Even though I have considered Jaws a Top 10 favourite for years now, I have only just managed to watch one of its three sequels and, surprise, surprise, it's not only the worst of the bunch but it's also got a reputation for being one of the worst movies ever made. Of course that'd appeal to my sensibilities on the basis of its reputation alone, but upon actually watching it I can see that this isn't the kind of bad movie that you can enjoy on your own. The reason why Jaws: The Revenge is a genuinely awful movie is because it's boooooring.
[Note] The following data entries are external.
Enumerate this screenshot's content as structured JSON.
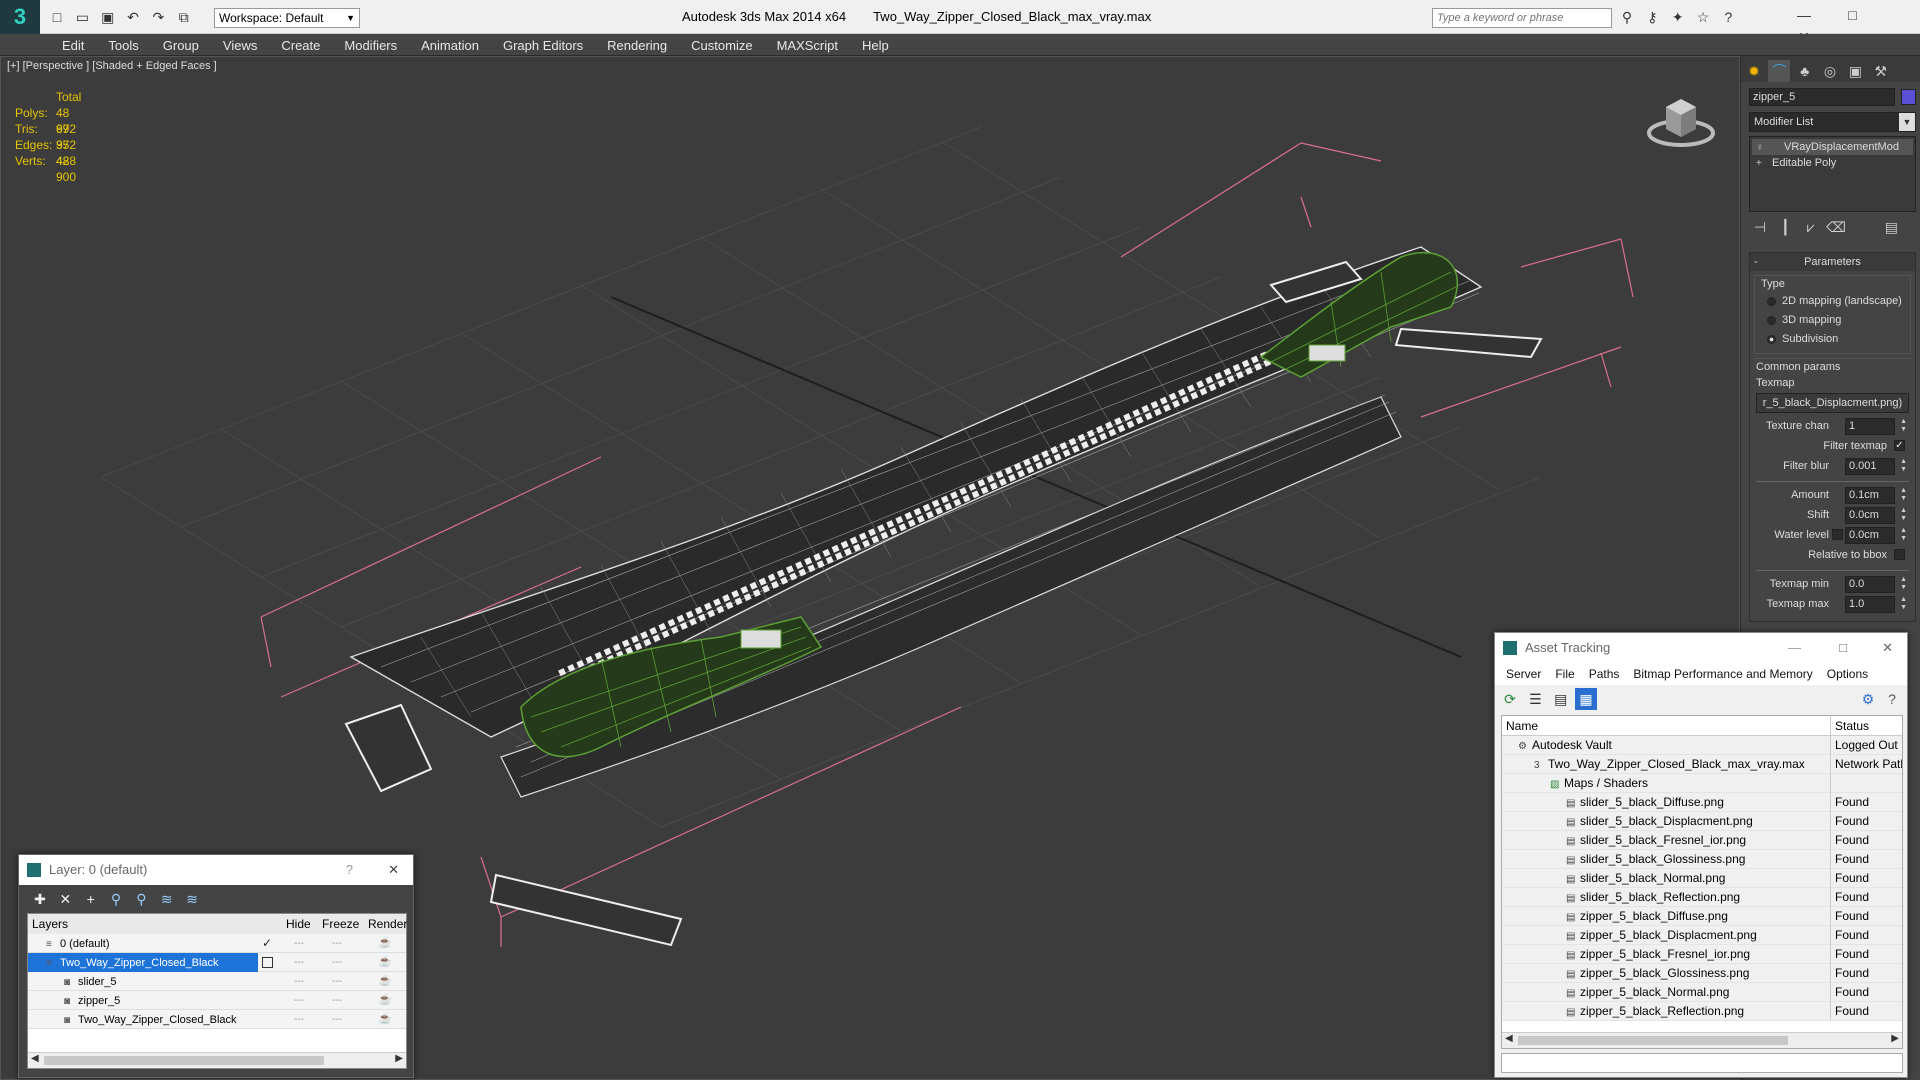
{
  "app": {
    "title": "Autodesk 3ds Max  2014 x64",
    "file": "Two_Way_Zipper_Closed_Black_max_vray.max",
    "workspace": "Workspace: Default",
    "search_placeholder": "Type a keyword or phrase"
  },
  "menu": [
    "Edit",
    "Tools",
    "Group",
    "Views",
    "Create",
    "Modifiers",
    "Animation",
    "Graph Editors",
    "Rendering",
    "Customize",
    "MAXScript",
    "Help"
  ],
  "viewport": {
    "label": "[+] [Perspective ] [Shaded + Edged Faces ]",
    "stats": {
      "total_label": "Total",
      "rows": [
        {
          "k": "Polys:",
          "v": "48 692"
        },
        {
          "k": "Tris:",
          "v": "97 352"
        },
        {
          "k": "Edges:",
          "v": "97 428"
        },
        {
          "k": "Verts:",
          "v": "48 900"
        }
      ]
    }
  },
  "command_panel": {
    "object_name": "zipper_5",
    "modifier_list": "Modifier List",
    "stack": [
      "VRayDisplacementMod",
      "Editable Poly"
    ],
    "parameters_title": "Parameters",
    "type_label": "Type",
    "type_options": [
      "2D mapping (landscape)",
      "3D mapping",
      "Subdivision"
    ],
    "common_params": "Common params",
    "texmap_label": "Texmap",
    "texmap_value": "r_5_black_Displacment.png)",
    "texture_chan_label": "Texture chan",
    "texture_chan": "1",
    "filter_texmap": "Filter texmap",
    "filter_blur_label": "Filter blur",
    "filter_blur": "0.001",
    "amount_label": "Amount",
    "amount": "0.1cm",
    "shift_label": "Shift",
    "shift": "0.0cm",
    "water_level_label": "Water level",
    "water_level": "0.0cm",
    "relative_bbox": "Relative to bbox",
    "texmap_min_label": "Texmap min",
    "texmap_min": "0.0",
    "texmap_max_label": "Texmap max",
    "texmap_max": "1.0"
  },
  "layer_window": {
    "title": "Layer: 0 (default)",
    "help": "?",
    "columns": [
      "Layers",
      "Hide",
      "Freeze",
      "Render"
    ],
    "rows": [
      {
        "name": "0 (default)",
        "indent": 1,
        "selected": false
      },
      {
        "name": "Two_Way_Zipper_Closed_Black",
        "indent": 1,
        "selected": true
      },
      {
        "name": "slider_5",
        "indent": 2,
        "selected": false
      },
      {
        "name": "zipper_5",
        "indent": 2,
        "selected": false
      },
      {
        "name": "Two_Way_Zipper_Closed_Black",
        "indent": 2,
        "selected": false
      }
    ]
  },
  "asset_window": {
    "title": "Asset Tracking",
    "menu": [
      "Server",
      "File",
      "Paths",
      "Bitmap Performance and Memory",
      "Options"
    ],
    "columns": [
      "Name",
      "Status"
    ],
    "rows": [
      {
        "name": "Autodesk Vault",
        "status": "Logged Out ...",
        "indent": 1
      },
      {
        "name": "Two_Way_Zipper_Closed_Black_max_vray.max",
        "status": "Network Path",
        "indent": 2
      },
      {
        "name": "Maps / Shaders",
        "status": "",
        "indent": 3
      },
      {
        "name": "slider_5_black_Diffuse.png",
        "status": "Found",
        "indent": 4
      },
      {
        "name": "slider_5_black_Displacment.png",
        "status": "Found",
        "indent": 4
      },
      {
        "name": "slider_5_black_Fresnel_ior.png",
        "status": "Found",
        "indent": 4
      },
      {
        "name": "slider_5_black_Glossiness.png",
        "status": "Found",
        "indent": 4
      },
      {
        "name": "slider_5_black_Normal.png",
        "status": "Found",
        "indent": 4
      },
      {
        "name": "slider_5_black_Reflection.png",
        "status": "Found",
        "indent": 4
      },
      {
        "name": "zipper_5_black_Diffuse.png",
        "status": "Found",
        "indent": 4
      },
      {
        "name": "zipper_5_black_Displacment.png",
        "status": "Found",
        "indent": 4
      },
      {
        "name": "zipper_5_black_Fresnel_ior.png",
        "status": "Found",
        "indent": 4
      },
      {
        "name": "zipper_5_black_Glossiness.png",
        "status": "Found",
        "indent": 4
      },
      {
        "name": "zipper_5_black_Normal.png",
        "status": "Found",
        "indent": 4
      },
      {
        "name": "zipper_5_black_Reflection.png",
        "status": "Found",
        "indent": 4
      }
    ]
  },
  "colors": {
    "accent": "#1e73d8",
    "stats": "#e5c400",
    "wire_green": "#5ca035",
    "bbox": "#d9708a"
  }
}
Even if we take into account the sheer inanity of the premise - the idea that the shark is not only related to the shark that died at the hands of Chief Brody in the original film but is sapient enough to try to chase down and kill everyone else from the Brody family, to the point of being able to magically follow the surviving members from Amity Island to the Bahamas is, to put it mildly, ridiculous - the rest of the film is about as cold and lifeless as a mechanical shark.
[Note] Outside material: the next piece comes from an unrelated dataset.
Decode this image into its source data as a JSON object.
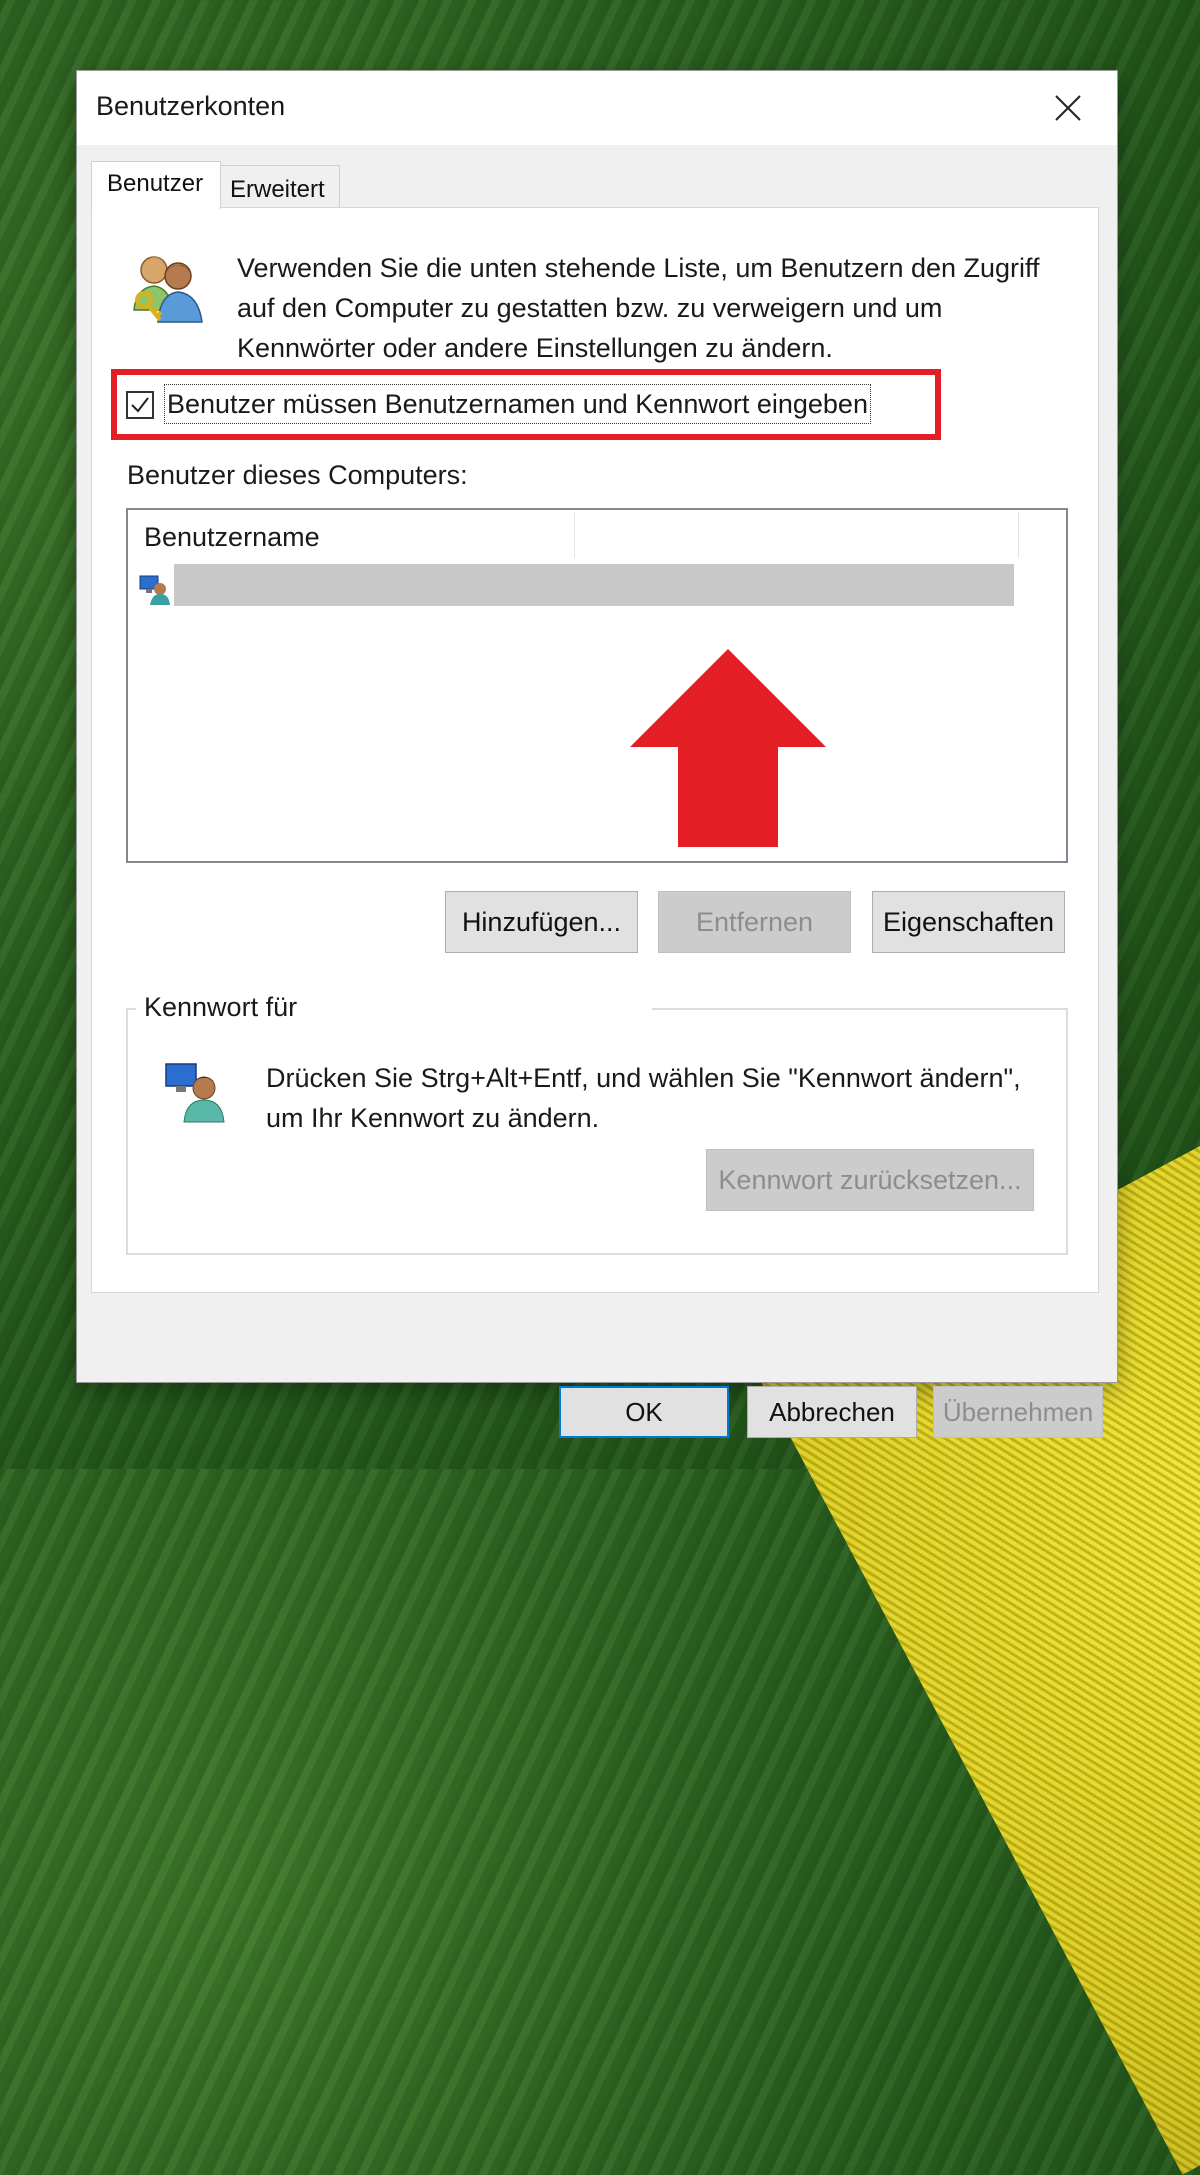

The plot for much of the film is driven by the fact that surviving son Michael is a marine biologist who keeps working in the water to fund his project, which naturally freaks out Ellen and she spends much of the film hysterically trying to convince Michael to stay out of the water to little success. Fortunately enough, the tension is suppressed by the inclusion of the one and only Michael Caine as a pilot who befriends the rest of the cast. He also (rather predictably) ends up serving as a somewhat romantic companion to Ellen, trying to get her to loosen up about the whole magic shark thing (which doesn't help when she psychically detects the shark about to attack someone...yeah, I don't know what's going on). The only thing worse than the increasingly absurd additions to the franchise is the ways in which it shamelessly copies scenes from the original film - even small moments such as a parent and child mimicking one another playfully (which is also referenced by a sepia-toned flashback to the original film, which just adds a lot of insult to this considerable injury).
Given their inconsistency and bad timing, the flashbacks are just one of several ways that this film insults its source (especially during the film's climax). The shark's practical effects aren't especially awful (to the naked eye it's more or less indistinguishable from the original shark) but considering how often you see the shark you don't get a lot of terror out of its appearances. At one point it literally roars out loud. I mean...yikes. You can glean some amusement from this film's generally poor quality and bizarre internal logic, but it's still a slow and boring film for the most part that completely undercuts any actual terror it might have held.